Frankenberg was among those going left, right, left, right as he pushes on for a better tomorrow for those afflicted with Alzheimer’s. He led a team of a dozen colleagues from the Encinitas-based San Diego Home Health, a handful of family members and even some buddies he plays softball with on Sundays.

It was a collection of so many people from so many walks of life that the turnout couldn’t be ignored. The same goes for their passion to aid those battling Alzheimer’s and those that will succumb to it.

“I think pretty much everyone knows somebody, whether it is a family member or a friend or a co-worker, that has had the disease,” said Frankenberg, a Carlsbad resident. “It’s a disease that knows no race, or social-economical or gender border. It affects everybody.’”

Frankenberg knows it took aim at his family. His grandmother, Ann Brown, died from the complications of Alzheimer’s eight years ago.

While Brown was felled by Alzheimer’s her tale isn’t as heartbreaking as others, according to Frankenberg. She was 92 years old and had lived a good life.

But that’s not the case for so many other people, many of which Frankenberg comes in contact with on a daily basis. As the executive director of San Diego Home Health, he sees firsthand what Alzheimer’s can do.

“It’s the sixth-leading cause of death and there is no treatment and no cure for it,” Frankenberg said. “It really has an impact in terms of watching someone lose their facilities and the ability to manage their finances and such. We see people that are misdiagnosed and as a result their health is mismanaged. And we see it all the time where a patient doesn’t have the social support or social structure to fight it.”

So, Frankenberg rolls up his sleeves at every chance to fight back as a patient advocate. He volunteers his time to be Congressman Mike Levin’s ambassador and public spokesperson on this front, making trips to Washington, D.C., and Sacramento to advance legislature to stiff-arm Alzheimer’s.

“We’re trying to help the victims and their families by getting more funding for research,” Frankenberg said.

Progress is being made, with a recent bump of $325 million in federal funds to improve the Hope for Alzheimer’s Act. It had been written to help patients over the age of 60, but Frankenberg said many people are being hampered by Alzheimer’s in their early 50s.

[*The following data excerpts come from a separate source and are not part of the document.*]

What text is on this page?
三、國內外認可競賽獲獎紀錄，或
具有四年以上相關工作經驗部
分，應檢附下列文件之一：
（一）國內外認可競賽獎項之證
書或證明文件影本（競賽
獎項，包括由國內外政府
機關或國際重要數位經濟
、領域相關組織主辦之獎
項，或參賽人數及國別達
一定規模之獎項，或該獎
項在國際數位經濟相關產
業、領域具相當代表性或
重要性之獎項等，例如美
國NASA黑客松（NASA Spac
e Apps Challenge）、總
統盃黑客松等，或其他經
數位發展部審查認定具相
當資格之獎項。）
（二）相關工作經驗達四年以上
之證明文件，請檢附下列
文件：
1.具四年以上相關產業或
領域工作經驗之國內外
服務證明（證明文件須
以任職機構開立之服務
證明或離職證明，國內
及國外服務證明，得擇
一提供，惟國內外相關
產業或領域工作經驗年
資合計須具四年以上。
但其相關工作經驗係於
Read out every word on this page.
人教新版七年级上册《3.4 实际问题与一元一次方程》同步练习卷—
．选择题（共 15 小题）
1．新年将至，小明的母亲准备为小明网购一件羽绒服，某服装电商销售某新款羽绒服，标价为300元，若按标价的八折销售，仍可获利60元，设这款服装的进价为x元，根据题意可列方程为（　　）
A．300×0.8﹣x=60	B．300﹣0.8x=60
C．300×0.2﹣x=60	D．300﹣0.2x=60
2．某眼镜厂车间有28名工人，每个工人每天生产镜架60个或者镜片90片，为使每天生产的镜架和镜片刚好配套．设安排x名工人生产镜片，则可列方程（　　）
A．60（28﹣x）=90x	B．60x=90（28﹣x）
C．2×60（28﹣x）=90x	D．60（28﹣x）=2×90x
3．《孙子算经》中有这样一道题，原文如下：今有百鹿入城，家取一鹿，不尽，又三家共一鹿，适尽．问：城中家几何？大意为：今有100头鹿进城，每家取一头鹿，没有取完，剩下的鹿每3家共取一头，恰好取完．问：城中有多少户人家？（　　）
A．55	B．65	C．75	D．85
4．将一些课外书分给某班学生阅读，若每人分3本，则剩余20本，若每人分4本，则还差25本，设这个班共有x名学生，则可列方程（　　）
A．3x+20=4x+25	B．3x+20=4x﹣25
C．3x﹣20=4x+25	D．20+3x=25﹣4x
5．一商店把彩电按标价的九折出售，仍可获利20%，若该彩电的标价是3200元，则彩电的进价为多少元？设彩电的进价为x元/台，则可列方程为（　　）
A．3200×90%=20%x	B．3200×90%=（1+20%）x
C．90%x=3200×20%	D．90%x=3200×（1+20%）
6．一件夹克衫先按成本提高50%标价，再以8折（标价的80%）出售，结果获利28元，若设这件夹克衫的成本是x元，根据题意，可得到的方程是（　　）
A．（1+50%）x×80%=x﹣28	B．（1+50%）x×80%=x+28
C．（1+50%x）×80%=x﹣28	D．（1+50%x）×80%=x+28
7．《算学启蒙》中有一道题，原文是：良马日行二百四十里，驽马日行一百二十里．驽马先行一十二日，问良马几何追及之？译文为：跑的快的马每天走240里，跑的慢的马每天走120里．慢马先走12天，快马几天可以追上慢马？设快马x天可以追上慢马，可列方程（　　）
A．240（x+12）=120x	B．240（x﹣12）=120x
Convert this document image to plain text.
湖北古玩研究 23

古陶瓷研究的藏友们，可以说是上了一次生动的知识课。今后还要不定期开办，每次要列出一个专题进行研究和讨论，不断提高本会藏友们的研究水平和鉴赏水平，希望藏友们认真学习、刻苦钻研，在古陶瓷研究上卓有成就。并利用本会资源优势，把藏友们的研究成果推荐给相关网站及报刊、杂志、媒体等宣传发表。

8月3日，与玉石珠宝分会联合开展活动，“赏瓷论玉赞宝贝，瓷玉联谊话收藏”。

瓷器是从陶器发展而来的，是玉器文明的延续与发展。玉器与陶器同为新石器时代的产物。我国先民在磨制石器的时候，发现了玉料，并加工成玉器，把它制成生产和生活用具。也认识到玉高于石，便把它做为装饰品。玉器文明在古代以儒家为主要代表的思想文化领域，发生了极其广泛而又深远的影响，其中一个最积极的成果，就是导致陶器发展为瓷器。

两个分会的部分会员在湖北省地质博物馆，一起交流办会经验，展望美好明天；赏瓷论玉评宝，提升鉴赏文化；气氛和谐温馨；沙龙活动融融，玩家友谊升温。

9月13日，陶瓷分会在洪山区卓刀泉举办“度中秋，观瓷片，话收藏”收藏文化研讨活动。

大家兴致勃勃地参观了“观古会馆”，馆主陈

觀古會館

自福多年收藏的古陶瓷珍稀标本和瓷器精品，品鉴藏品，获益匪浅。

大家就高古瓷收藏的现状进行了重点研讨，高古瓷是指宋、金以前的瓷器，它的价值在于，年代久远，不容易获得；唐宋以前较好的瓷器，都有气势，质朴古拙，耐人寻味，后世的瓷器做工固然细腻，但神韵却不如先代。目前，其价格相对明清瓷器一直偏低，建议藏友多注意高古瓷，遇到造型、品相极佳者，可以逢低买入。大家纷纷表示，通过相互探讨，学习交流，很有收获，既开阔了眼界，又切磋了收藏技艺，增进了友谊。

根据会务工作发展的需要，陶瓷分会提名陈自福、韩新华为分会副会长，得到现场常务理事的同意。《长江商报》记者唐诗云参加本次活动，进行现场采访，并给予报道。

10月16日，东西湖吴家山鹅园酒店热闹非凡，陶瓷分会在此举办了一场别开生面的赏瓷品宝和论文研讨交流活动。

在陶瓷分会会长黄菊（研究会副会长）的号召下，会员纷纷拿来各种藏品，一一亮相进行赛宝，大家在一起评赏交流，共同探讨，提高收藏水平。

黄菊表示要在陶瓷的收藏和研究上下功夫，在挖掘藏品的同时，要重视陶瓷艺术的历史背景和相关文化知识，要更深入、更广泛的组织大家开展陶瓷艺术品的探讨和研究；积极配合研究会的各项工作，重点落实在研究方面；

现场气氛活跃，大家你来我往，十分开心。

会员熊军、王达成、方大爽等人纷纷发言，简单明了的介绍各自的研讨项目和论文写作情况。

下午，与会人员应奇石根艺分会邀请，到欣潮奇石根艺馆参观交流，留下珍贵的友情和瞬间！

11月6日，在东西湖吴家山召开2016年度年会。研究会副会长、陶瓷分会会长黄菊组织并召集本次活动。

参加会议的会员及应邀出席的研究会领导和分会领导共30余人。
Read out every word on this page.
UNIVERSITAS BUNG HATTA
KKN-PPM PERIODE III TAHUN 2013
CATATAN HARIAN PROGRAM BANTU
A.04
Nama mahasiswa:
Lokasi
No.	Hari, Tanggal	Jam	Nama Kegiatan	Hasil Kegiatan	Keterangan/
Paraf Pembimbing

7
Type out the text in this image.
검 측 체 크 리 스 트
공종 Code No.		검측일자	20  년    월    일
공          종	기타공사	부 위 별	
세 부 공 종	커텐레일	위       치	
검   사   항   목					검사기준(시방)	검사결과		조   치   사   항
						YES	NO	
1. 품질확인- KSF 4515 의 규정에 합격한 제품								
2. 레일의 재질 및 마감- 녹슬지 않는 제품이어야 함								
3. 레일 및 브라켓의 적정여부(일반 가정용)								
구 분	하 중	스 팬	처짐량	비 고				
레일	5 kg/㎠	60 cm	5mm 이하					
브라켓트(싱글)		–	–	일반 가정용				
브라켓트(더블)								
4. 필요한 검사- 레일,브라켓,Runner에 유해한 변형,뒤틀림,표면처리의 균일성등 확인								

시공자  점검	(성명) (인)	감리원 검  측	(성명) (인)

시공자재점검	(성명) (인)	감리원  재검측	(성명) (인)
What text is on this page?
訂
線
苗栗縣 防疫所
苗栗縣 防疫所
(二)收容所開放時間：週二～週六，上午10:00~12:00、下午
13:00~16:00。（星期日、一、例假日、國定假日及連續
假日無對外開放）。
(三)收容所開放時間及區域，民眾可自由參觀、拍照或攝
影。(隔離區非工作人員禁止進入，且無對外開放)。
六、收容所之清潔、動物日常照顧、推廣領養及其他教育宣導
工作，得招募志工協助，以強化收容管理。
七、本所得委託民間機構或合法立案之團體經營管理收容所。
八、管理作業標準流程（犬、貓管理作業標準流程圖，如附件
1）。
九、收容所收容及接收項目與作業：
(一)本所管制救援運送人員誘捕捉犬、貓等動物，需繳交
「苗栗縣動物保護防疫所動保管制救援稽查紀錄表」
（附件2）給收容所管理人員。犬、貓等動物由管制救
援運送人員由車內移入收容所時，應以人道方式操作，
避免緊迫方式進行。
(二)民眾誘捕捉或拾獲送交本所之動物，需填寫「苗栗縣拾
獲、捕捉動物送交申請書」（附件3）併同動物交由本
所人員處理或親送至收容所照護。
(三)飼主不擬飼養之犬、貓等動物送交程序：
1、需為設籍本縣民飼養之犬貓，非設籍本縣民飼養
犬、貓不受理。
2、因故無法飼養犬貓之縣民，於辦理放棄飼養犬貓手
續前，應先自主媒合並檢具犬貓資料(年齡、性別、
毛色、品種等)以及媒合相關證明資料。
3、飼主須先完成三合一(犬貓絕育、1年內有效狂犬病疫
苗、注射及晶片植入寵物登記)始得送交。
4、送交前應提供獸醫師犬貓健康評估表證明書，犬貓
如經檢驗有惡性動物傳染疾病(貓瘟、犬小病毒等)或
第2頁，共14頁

What hasn’t happened is the discovery of a cure. And until then, Frankenberg and others will walk, talk and do what they can to get the word out in hopes that it will help others in their community.

“It’s an issue right now that we are trying to advocate in town hall meetings and trying to get politicians of both parties on board and make it a kitchen-table issue,” he said. “People need to understand the impact of not planning for it and not having the right insurance in place.

“If we can get people diagnosed it gives them the best change to preserve the quality of the years they have left. There is nothing we can do to stop the disease, but we can slow its progress.”

Frankenberg and thousands of others took a step or two in making that happen, raising more than $100,000 along the way. No wonder a little rain couldn’t stop their journey.